Keenum gets payback against Rams
Benched by L.A. last season, QB leads Minnesota to win over his former team
MINNEAPOLIS— Case Keenum sure took it to his old team.
He gave the Minnesota Vikings another reminder of his ability for good measure, with his status as the starting quarterback still not secure.
Latavius Murray rushed for 95 yards and two touchdowns, Adam Thielen turned a short catch into a 65-yard score and the Vikings smothered the NFL’s highest-scoring offence in a 24-7 win over the Los Angeles Rams on Sunday.
Keenum completed 27 of 38 passes for 280 yards and no turnovers against the team that benched him last season for No. 1 overall draft pick Jared Goff. He guided the Vikings (8-2) to their sixth straight victory in a matchup of division leaders.
“I’m not at my best if I’m using a percentage of my mind in worry about other things,” he said, “so I shut that out and I come out to play.”
For another week, Keenum kept the Teddy Bridgewater talk on the backburner.
“It’s going to be hard to yank him out of there right now,” coach Mike Zimmer said.
“I still have really high hopes for Teddy, and a lot of things happen throughout the course of the season, so we’ll just see how it goes.”
Minnesota’s defence started the second half by forcing four punts in a row by the Rams (7-3), whose fourgame winning streak in which they scored144 points was finished in lopsided fashion. The Rams entered the week with a league-best third-down conversion rate of 46.7 per cent. They were just 3 for 11 against the Vikings.
“Football is really simple: You line up the man in front of you. You beat him,” said Vikings defensive end Everson Griffen, who returned from a foot injury, but had his eight-game sack streak stopped.
The Los Angeles defence was trampled in the second half for 288 yards, and Keenum went without a sack for the sixth game this season. “We talk about it every single week that you’ve got to be ready to go, because it is a very humbling league,” Rams coach Sean McVay said, “and I felt we got humbled today by a very good team.”

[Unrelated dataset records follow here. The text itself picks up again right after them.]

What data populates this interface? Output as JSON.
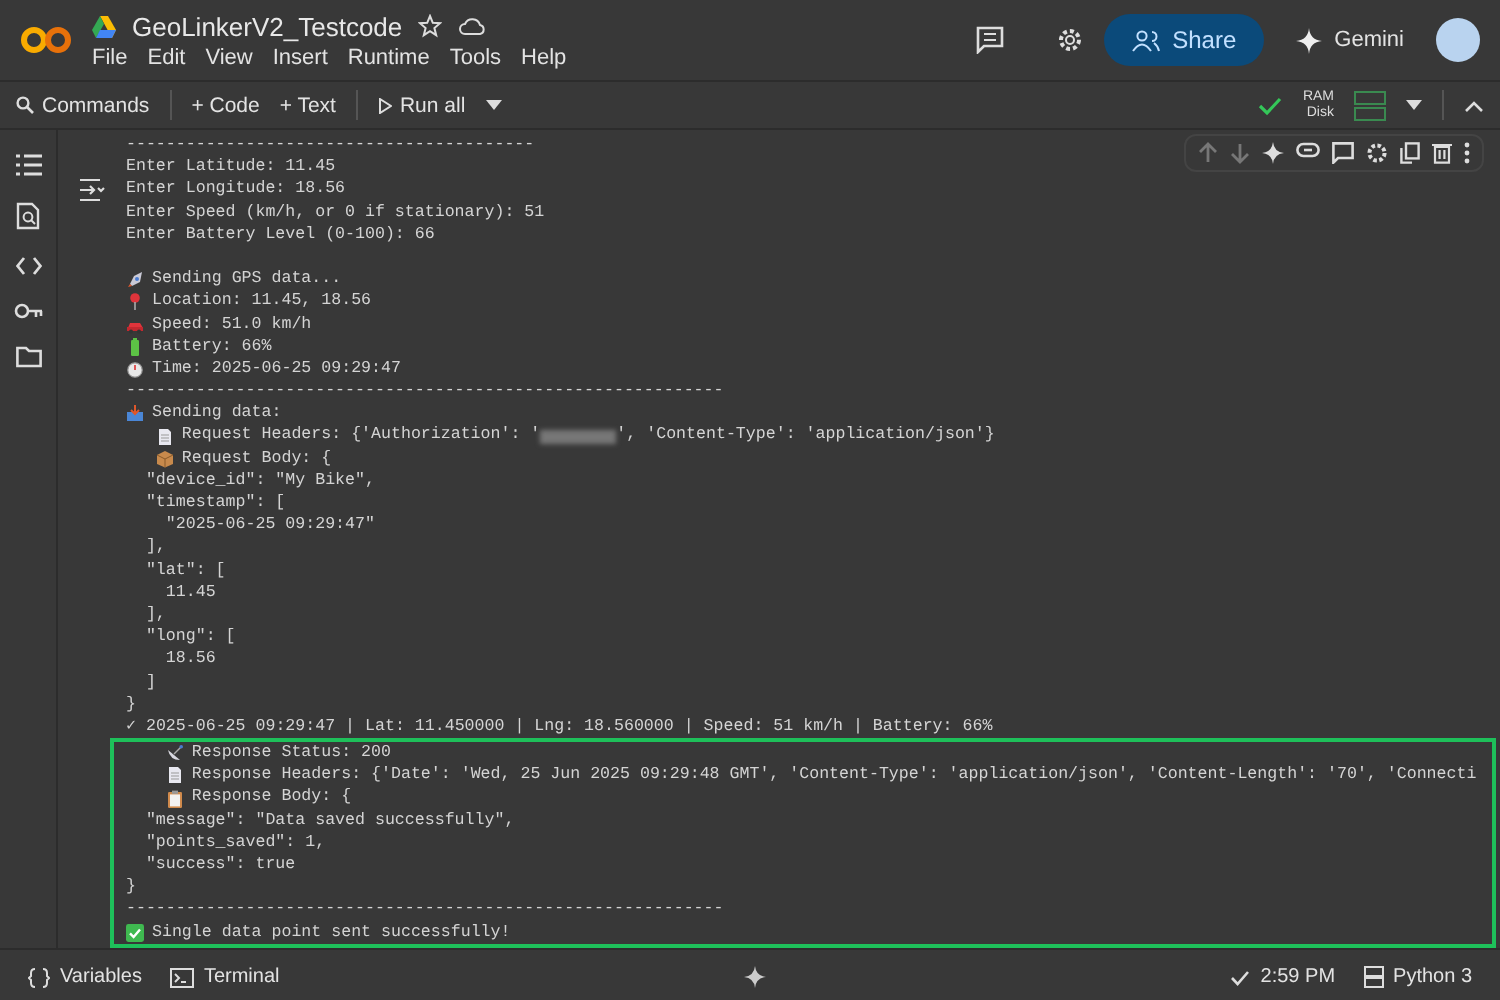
{
  "header": {
    "title": "GeoLinkerV2_Testcode",
    "menu": [
      "File",
      "Edit",
      "View",
      "Insert",
      "Runtime",
      "Tools",
      "Help"
    ],
    "share": "Share",
    "gemini": "Gemini"
  },
  "toolbar": {
    "commands": "Commands",
    "add_code": "+ Code",
    "add_text": "+ Text",
    "run_all": "Run all",
    "ram": "RAM",
    "disk": "Disk"
  },
  "output": {
    "lines": [
      {
        "kind": "text",
        "text": "-----------------------------------------"
      },
      {
        "kind": "text",
        "text": "Enter Latitude: 11.45"
      },
      {
        "kind": "text",
        "text": "Enter Longitude: 18.56"
      },
      {
        "kind": "text",
        "text": "Enter Speed (km/h, or 0 if stationary): 51"
      },
      {
        "kind": "text",
        "text": "Enter Battery Level (0-100): 66"
      },
      {
        "kind": "blank"
      },
      {
        "kind": "icon",
        "text": "Sending GPS data..."
      },
      {
        "kind": "icon",
        "text": "Location: 11.45, 18.56"
      },
      {
        "kind": "icon",
        "text": "Speed: 51.0 km/h"
      },
      {
        "kind": "icon",
        "text": "Battery: 66%"
      },
      {
        "kind": "icon",
        "text": "Time: 2025-06-25 09:29:47"
      },
      {
        "kind": "text",
        "text": "------------------------------------------------------------"
      },
      {
        "kind": "icon",
        "text": "Sending data:"
      },
      {
        "kind": "redacted",
        "text": "Request Headers: {'Authorization': '",
        "after": "', 'Content-Type': 'application/json'}"
      },
      {
        "kind": "nested-icon",
        "text": "Request Body: {"
      },
      {
        "kind": "text",
        "text": "  \"device_id\": \"My Bike\","
      },
      {
        "kind": "text",
        "text": "  \"timestamp\": ["
      },
      {
        "kind": "text",
        "text": "    \"2025-06-25 09:29:47\""
      },
      {
        "kind": "text",
        "text": "  ],"
      },
      {
        "kind": "text",
        "text": "  \"lat\": ["
      },
      {
        "kind": "text",
        "text": "    11.45"
      },
      {
        "kind": "text",
        "text": "  ],"
      },
      {
        "kind": "text",
        "text": "  \"long\": ["
      },
      {
        "kind": "text",
        "text": "    18.56"
      },
      {
        "kind": "text",
        "text": "  ]"
      },
      {
        "kind": "text",
        "text": "}"
      },
      {
        "kind": "text",
        "text": "✓ 2025-06-25 09:29:47 | Lat: 11.450000 | Lng: 18.560000 | Speed: 51 km/h | Battery: 66%"
      }
    ],
    "highlighted_lines": [
      {
        "kind": "nested-icon",
        "text": "Response Status: 200"
      },
      {
        "kind": "nested-icon",
        "text": "Response Headers: {'Date': 'Wed, 25 Jun 2025 09:29:48 GMT', 'Content-Type': 'application/json', 'Content-Length': '70', 'Connecti"
      },
      {
        "kind": "nested-icon",
        "text": "Response Body: {"
      },
      {
        "kind": "text",
        "text": "  \"message\": \"Data saved successfully\","
      },
      {
        "kind": "text",
        "text": "  \"points_saved\": 1,"
      },
      {
        "kind": "text",
        "text": "  \"success\": true"
      },
      {
        "kind": "text",
        "text": "}"
      },
      {
        "kind": "text",
        "text": "------------------------------------------------------------"
      },
      {
        "kind": "icon",
        "text": "Single data point sent successfully!"
      }
    ]
  },
  "status_bar": {
    "variables": "Variables",
    "terminal": "Terminal",
    "time": "2:59 PM",
    "runtime": "Python 3"
  }
}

New Orleans extended its winning streak to eight games with an unlikely comeback, erasing a 15-point deficit inside the final six minutes or regulation and kicking a short field goal in overtime to defeat Washington.
Mark Ingram capped a 131-yard rushing performance with gains of 20 and 31 yards on back-to-back carries in overtime to set up Wil Lutz’s winning 28-yard kick.
Drew Brees passed for 385 yards and two touchdowns, going 11 of 11 for 164 yards and his only two touchdowns on New Orleans’ final two possessions of regulation. His first TD went to tight end Josh Hill with 2:53 to go and the last to Alvin Kamara with 1:05 left.